Has anyone here read Harry Turtledoves Great War, American Empire, and Settling Accounts series? Not quite the same thing, but interesting novels.

yeah- great series. premise there is different, though.

astralis
09 Nov 07,, 17:39
bluesman,

well, i reckon if Jackson survived there wouldn't have been a battle of gettysburg- once the butterfly flaps its wings, things start a-changin'. :))

again going on a tangent, have you read newt gingrich and william forstchen's "gettysburg" series? quite an interesting premise- they submit that if the union had lost gettysburg, the war would have ended almost a full year earlier...with a union victory :eek:

lwarmonger
10 Nov 07,, 05:05
bluesman,

well, i reckon if Jackson survived there wouldn't have been a battle of gettysburg- once the butterfly flaps its wings, things start a-changin'. :))

[QUOTE]
again going on a tangent, have you read newt gingrich and william forstchen's "gettysburg" series? quite an interesting premise- they submit that if the union had lost gettysburg, the war would have ended almost a full year earlier...with a union victory :eek:

They also did a book together called 1945 about an alternate history where Germany never declared war on the United States.
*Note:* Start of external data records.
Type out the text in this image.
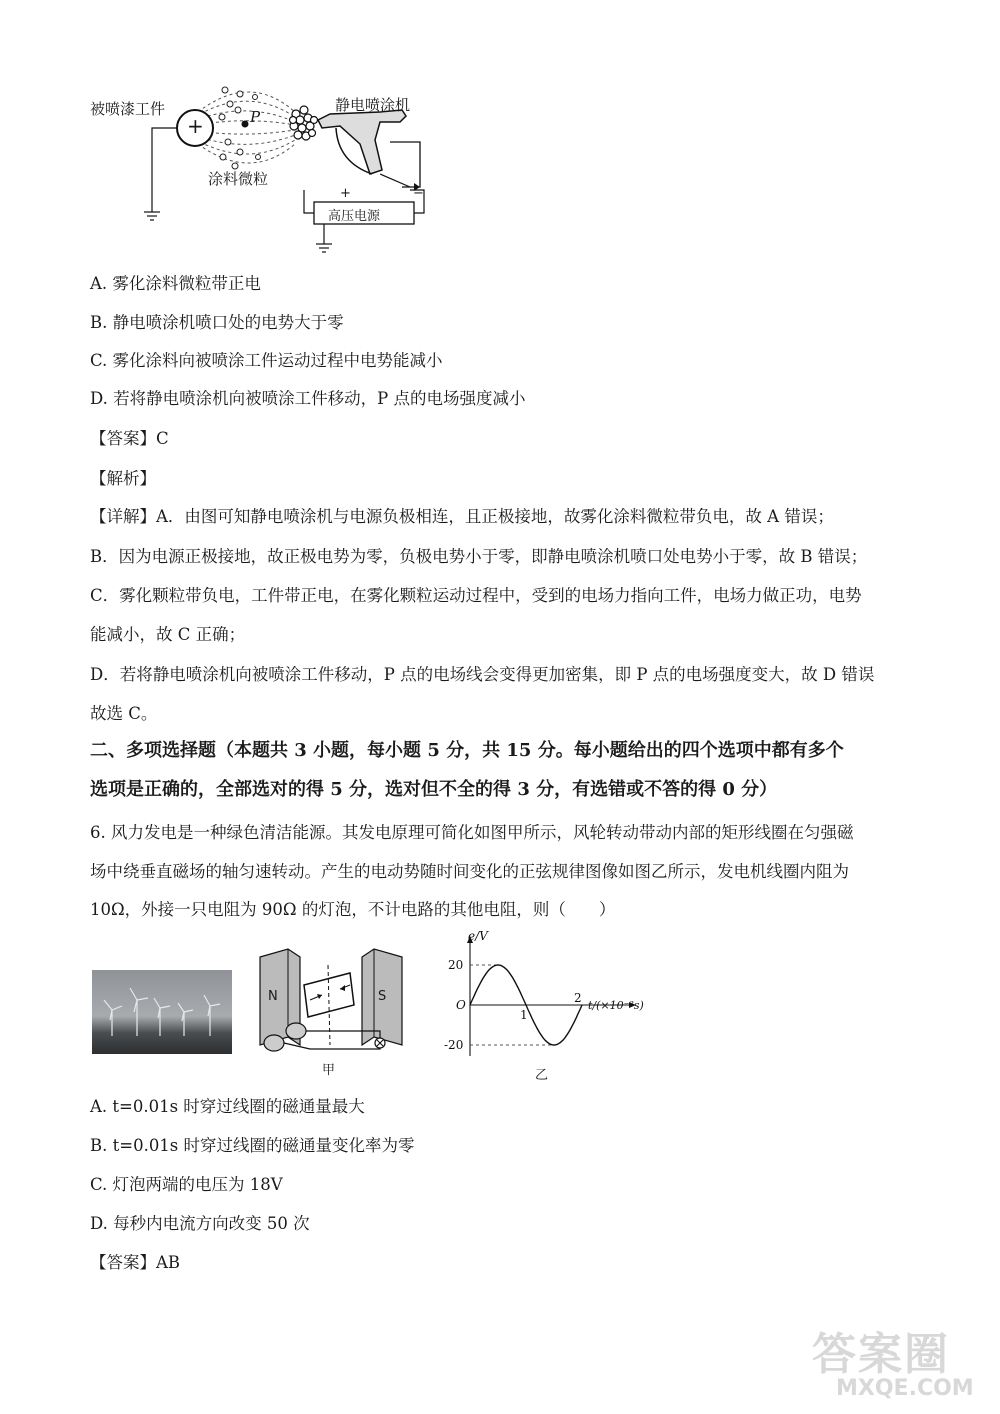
被喷漆工件
+	P
静电喷涂机
涂料微粒
高压电源
+	−
A. 雾化涂料微粒带正电
B. 静电喷涂机喷口处的电势大于零
C. 雾化涂料向被喷涂工件运动过程中电势能减小
D. 若将静电喷涂机向被喷涂工件移动，P 点的电场强度减小
【答案】C
【解析】
【详解】A．由图可知静电喷涂机与电源负极相连，且正极接地，故雾化涂料微粒带负电，故 A 错误；
B．因为电源正极接地，故正极电势为零，负极电势小于零，即静电喷涂机喷口处电势小于零，故 B 错误；
C．雾化颗粒带负电，工件带正电，在雾化颗粒运动过程中，受到的电场力指向工件，电场力做正功，电势
能减小，故 C 正确；
D．若将静电喷涂机向被喷涂工件移动，P 点的电场线会变得更加密集，即 P 点的电场强度变大，故 D 错误
故选 C。
二、多项选择题（本题共 3 小题，每小题 5 分，共 15 分。每小题给出的四个选项中都有多个
选项是正确的，全部选对的得 5 分，选对但不全的得 3 分，有选错或不答的得 0 分）
6. 风力发电是一种绿色清洁能源。其发电原理可简化如图甲所示，风轮转动带动内部的矩形线圈在匀强磁
场中绕垂直磁场的轴匀速转动。产生的电动势随时间变化的正弦规律图像如图乙所示，发电机线圈内阻为
10Ω，外接一只电阻为 90Ω 的灯泡，不计电路的其他电阻，则（　　）
N	S
甲
20
-20
O
1
2
e/V
t/(×10⁻²s)
乙
A. t=0.01s 时穿过线圈的磁通量最大
B. t=0.01s 时穿过线圈的磁通量变化率为零
C. 灯泡两端的电压为 18V
D. 每秒内电流方向改变 50 次
【答案】AB
答案圈
MXQE.COM
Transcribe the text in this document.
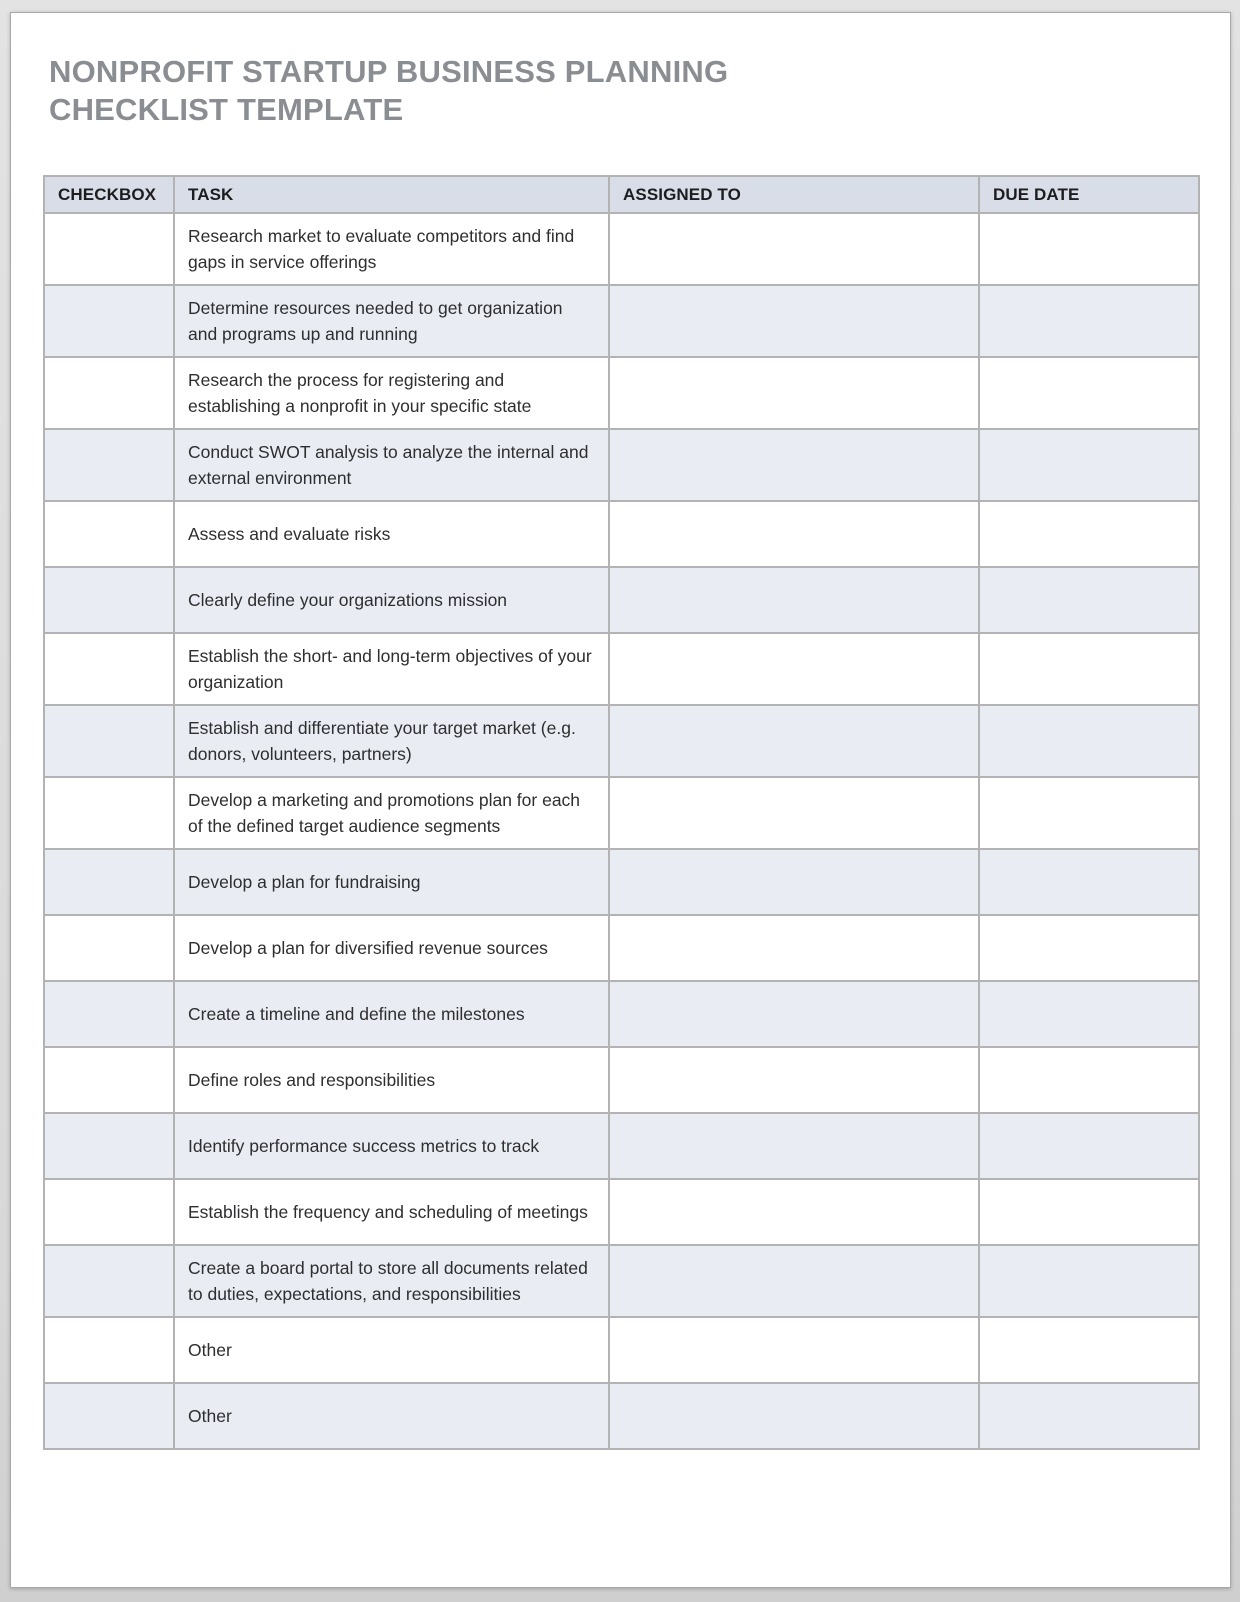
NONPROFIT STARTUP BUSINESS PLANNING
CHECKLIST TEMPLATE
CHECKBOX	TASK	ASSIGNED TO	DUE DATE
	Research market to evaluate competitors and find gaps in service offerings		
	Determine resources needed to get organization and programs up and running		
	Research the process for registering and establishing a nonprofit in your specific state		
	Conduct SWOT analysis to analyze the internal and external environment		
	Assess and evaluate risks		
	Clearly define your organizations mission		
	Establish the short- and long-term objectives of your organization		
	Establish and differentiate your target market (e.g. donors, volunteers, partners)		
	Develop a marketing and promotions plan for each of the defined target audience segments		
	Develop a plan for fundraising		
	Develop a plan for diversified revenue sources		
	Create a timeline and define the milestones		
	Define roles and responsibilities		
	Identify performance success metrics to track		
	Establish the frequency and scheduling of meetings		
	Create a board portal to store all documents related to duties, expectations, and responsibilities		
	Other		
	Other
A good book, but I can't seem to find the rest of the series online (and since it ended with the United States preparing to commit its carrier fleets to fight a jet armed Luftwaffe in the Second Battle of Britain it should have had a sequell at least).

lwarmonger
10 Nov 07,, 05:10
And back to the original topic, I think it is very likely that another victory would have spelt either the collapse of the AoP, or at the very least complete demoralization. There are only so many times an army can lose decisively to a smaller force and still have confidence in one's leadership (the Soviets were "helped" by the NKVD in that department).

After that, the South would have to be recognized as an independent nation (what happened out west wasn't actually that critical in the first stages of the war... both European and American eyes were focused east of the mountains).